Hiç kimsenin kafasının karışmaması gerektiğine vurgulayan İhsanoğlu, bunun bir milletvekilliği, belediye başkanlığı seçimi olmadığını ifade ederek, "Biz şu partiye mensubuz, biz şu partinin adayına oy vereceğiz.' Yok öyle bir şey. Burada üç kişi var. Adları, sanları belli oldu. Bugün de resmi gazetede bu isimler yayınlandı. Bendenizin ismi birinci isim olarak yayımlandı. 10 Ağustos'a kadar üç isim, medeni şekilde yarışa girecek, seviyeli bir yarış istiyoruz" dedi.
Hiçbir partiye mensup olmadığını, Türk milletine mensup olduğunu ifade eden İhsanoğlu, halkın üç isimden birini cumhurbaşkanı yaparak, Çankaya'ya göndereceğini söyledi.
İhsanoğlu, "Onu Çankaya'ya gönderirken de hem Anayasa'daki güce göre, yetki ve görevlere göre amel edecek hem de sizden aldığı güçle bu görevlerine katkı, güç verecek. Bunu yaparken, 'benim özel gündemim var, ben bunu beğenmiyorum, ben bunu değiştireceğim' deme hakkı yoktur. O hak Meclisindir. Meclis bunu icra ederse, Meclis bunu kabul ederse herkes bunu kabul etmesi lazım" şeklinde konuştu.
- Başkanlık sistemi
Türkiye'de bir rejim tartışmasının başladığını ileri süren İhsanoğlu, şöyle konuştu:
"Başkanlık sistemi. Milletimize başkanlık sistemi çok güzel bir şeymiş gibi gösteriliyor. Başkanlık sistemi kaç ülkede var? Amerika'da var. Amerika tek devlet değil, birleşik devlettir. Amerika'nın kuruluşu, değişik devletlerle bağımsız devletlerin bir araya gelerek, federasyon kurmaları ve o federasyonun başına güçlü bir başkan getirmeleri ama her devlet her eyalet kendi içerisinde seçimle gelen eyaletin başında meclisleri var, yasama meclisleri var. Özel kanunlar var. A vilayetindeki kanun, B vilayetindeki kanundan farklıdır. Burada işlerseniz bir şeyi serbest olur, orada yaparsanız yasak olur, suç olur. Türkiye'nin böyle eyaletlere, vilayetlere, devletlere mi bölünmesini mi istiyorsunuz, yoksa Türkiye'nin bir ve beraber olmasını mı istiyorsunuz?"

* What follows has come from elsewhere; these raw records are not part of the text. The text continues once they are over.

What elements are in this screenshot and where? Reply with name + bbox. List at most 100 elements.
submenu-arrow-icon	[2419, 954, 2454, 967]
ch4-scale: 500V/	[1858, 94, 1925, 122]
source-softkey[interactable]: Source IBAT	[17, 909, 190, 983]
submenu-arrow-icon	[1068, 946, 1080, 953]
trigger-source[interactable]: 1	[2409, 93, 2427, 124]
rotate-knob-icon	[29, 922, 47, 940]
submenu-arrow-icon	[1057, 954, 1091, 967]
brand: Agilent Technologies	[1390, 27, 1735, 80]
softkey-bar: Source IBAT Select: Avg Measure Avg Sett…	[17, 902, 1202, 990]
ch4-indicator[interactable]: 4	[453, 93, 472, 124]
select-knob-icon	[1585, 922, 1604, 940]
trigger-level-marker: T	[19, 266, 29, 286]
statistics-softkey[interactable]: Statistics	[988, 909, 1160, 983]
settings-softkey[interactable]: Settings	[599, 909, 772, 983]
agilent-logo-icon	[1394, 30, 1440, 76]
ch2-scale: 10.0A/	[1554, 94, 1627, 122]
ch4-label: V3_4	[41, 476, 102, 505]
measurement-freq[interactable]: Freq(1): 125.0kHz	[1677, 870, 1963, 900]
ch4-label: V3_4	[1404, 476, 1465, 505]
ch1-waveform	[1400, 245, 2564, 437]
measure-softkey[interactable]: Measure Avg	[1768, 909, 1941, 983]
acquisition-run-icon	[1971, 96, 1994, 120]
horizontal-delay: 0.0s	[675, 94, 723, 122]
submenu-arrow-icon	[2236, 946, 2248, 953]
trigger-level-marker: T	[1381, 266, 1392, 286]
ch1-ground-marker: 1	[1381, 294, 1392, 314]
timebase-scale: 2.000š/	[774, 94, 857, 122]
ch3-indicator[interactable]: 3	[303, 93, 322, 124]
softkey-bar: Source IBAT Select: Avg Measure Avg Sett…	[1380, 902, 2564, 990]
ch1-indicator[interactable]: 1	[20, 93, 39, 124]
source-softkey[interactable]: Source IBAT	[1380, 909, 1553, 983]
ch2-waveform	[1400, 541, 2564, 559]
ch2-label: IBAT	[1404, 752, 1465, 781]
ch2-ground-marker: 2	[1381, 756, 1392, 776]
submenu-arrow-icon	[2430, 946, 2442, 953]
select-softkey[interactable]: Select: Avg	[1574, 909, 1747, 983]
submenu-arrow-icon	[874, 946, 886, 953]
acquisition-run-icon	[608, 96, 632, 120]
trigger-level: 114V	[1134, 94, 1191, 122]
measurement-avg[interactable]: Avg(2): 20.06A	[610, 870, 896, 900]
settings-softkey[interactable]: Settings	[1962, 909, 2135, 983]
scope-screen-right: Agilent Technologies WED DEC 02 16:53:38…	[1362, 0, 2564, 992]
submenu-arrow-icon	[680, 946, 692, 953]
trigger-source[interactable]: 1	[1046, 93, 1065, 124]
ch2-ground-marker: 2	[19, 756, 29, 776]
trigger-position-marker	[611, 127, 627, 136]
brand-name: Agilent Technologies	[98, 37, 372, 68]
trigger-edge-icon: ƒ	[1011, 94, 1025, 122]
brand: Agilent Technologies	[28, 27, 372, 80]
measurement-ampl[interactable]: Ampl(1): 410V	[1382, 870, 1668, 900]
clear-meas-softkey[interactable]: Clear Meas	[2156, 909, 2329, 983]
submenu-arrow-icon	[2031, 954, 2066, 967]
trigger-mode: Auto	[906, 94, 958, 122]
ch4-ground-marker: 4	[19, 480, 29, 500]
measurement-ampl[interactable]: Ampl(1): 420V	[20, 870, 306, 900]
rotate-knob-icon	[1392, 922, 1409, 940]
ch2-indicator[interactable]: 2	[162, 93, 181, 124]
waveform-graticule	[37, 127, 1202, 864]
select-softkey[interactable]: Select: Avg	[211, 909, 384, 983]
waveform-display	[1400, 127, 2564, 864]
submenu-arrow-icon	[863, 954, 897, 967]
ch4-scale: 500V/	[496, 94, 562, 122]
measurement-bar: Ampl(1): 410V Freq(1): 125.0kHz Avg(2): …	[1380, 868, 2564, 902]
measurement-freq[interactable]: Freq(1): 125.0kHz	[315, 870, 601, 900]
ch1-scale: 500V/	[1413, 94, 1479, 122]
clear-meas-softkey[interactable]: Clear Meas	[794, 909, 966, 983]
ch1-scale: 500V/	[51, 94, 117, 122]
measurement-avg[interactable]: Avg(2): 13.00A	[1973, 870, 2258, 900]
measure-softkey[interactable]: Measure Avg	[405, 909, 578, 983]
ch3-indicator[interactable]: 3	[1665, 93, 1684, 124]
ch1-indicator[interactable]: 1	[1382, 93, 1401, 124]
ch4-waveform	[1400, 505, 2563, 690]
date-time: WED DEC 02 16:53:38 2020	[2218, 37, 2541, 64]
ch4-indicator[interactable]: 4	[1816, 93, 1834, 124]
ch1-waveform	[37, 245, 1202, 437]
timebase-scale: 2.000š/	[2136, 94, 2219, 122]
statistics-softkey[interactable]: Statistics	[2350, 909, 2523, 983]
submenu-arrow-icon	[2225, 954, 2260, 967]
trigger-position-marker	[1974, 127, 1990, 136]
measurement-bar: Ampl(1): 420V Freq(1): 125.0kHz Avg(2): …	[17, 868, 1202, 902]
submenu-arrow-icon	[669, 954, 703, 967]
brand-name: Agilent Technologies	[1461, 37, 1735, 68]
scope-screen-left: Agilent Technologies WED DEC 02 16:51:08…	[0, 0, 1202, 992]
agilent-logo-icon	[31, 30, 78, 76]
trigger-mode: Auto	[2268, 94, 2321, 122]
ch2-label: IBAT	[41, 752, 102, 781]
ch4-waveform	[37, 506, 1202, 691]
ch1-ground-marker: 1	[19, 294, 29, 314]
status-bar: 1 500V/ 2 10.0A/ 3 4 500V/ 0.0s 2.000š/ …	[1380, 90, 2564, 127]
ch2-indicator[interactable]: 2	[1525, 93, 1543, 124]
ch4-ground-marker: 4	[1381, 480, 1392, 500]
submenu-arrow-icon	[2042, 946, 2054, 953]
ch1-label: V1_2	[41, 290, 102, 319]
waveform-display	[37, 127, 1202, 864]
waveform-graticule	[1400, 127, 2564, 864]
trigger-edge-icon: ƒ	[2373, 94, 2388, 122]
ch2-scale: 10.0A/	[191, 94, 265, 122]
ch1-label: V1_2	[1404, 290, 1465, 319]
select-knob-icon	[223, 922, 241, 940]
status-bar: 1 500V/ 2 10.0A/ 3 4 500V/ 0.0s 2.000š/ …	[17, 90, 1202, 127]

İhsanoğlu, "Bizdeki parlamenter sistem, bütün Avrupa'da olan sistem cumhuriyetle beraber değil, saltanatla beraber geldi bu sistem. Yani 2. Meşrutiyet'te parlamenter sistem kuruldu. O zaman parlamenter sisteme göre, sadrazam veya başvekil bütün yetkiye sahip. Padişahın birtakım görevleri de vardır ama bütün yetki, bütçe, hükümet başbakanın altındaydı. Atatürk bu devleti kurarken aynı şekilde kurdu, devam ettirdi. Yani Osmanlı'dan gelen geleneği devam ettirdi. Şimdi biz 90 sene sonra bunu niye değiştireceğiz. Birisi istiyor diye mi yapacağız?" dedi.